By Monkey's Uncle on 9/5/2013 12:13:34 PM , Rating: 2
Wouldn't work that way.

These depend on your phone as their viewfinder and to drive things like focus, flash and exposure. Their app is smart enough to communicate with a single 'smart' lens. For wireless, I have to assume bluetooth since wifi would need some sort of access point. Bluetooth has a very limited it will support between peers.


RE: Missed opportunity?
By YearOfTheDingo on 9/5/2013 2:22:15 PM , Rating: 2
When the right software it's certainly doable.
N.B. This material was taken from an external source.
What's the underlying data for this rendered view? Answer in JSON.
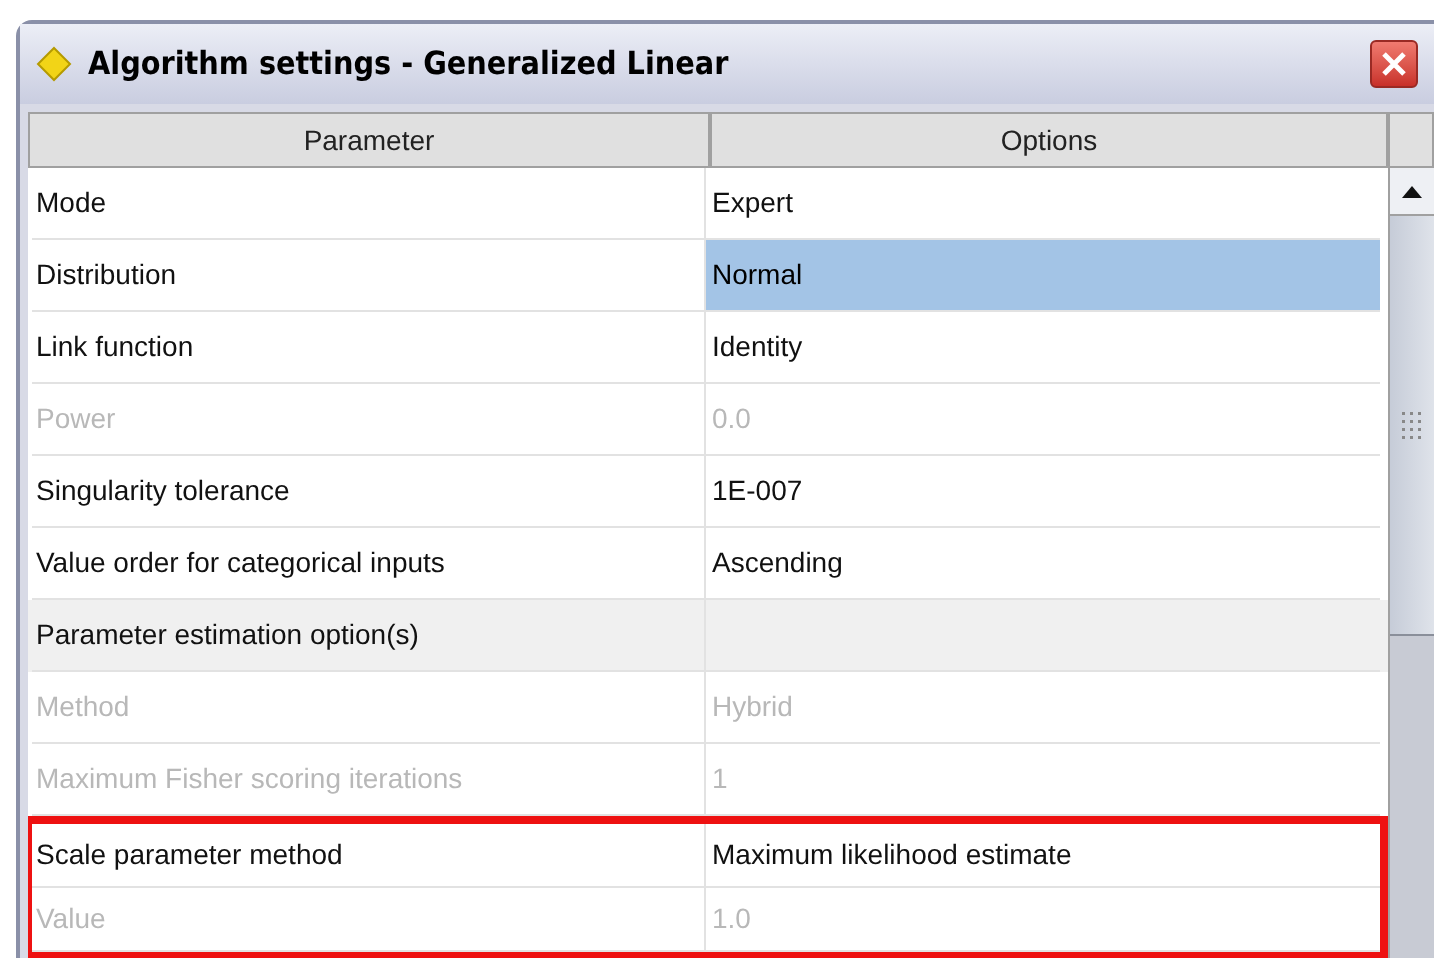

Wifi is capable of operating in an ad hoc mode.


RE: Missed opportunity?
By Monkey's Uncle on 9/5/2013 2:44:27 PM , Rating: 2
Software will be provided by Sony. I wouldn't expect this kind of forward thinking from them. They will be more concerned with making 1-1 smartphone/lens interoperability. I think 1-n smartphone/lens interoperability would be quite beyond them. The UI for it would be far to complex for them to deal with in a smartphone (remember that UI has to deal with controlling/driving each lens concurrently).


RE: Missed opportunity?
By Jeffk464 on 9/5/2013 4:41:30 PM , Rating: 2
Its wifi, what stops someone from using a more powerful laptop from really going crazy with the idea? I'm not sure sony understood the full potential here, I'm sure hollywood could figure out some spectacular effects with a system like this(only maybe a little higher end).


RE: Missed opportunity?
By Jeffk464 on 9/5/2013 4:37:49 PM , Rating: 2
Yup, that's what I was thinking the potential of these is what separating the camera from the viewfinder lets you do creatively. This is a pretty unique feature that I'm sure creative photographers will be able to run with.


RE: Missed opportunity?
By YearOfTheDingo on 9/5/2013 6:07:32 PM , Rating: 2
The problem is, the thing doesn't come with a mount that would secure it. As far as I could tell, it's only designed to be attached to a phone. A lost opportunity, really.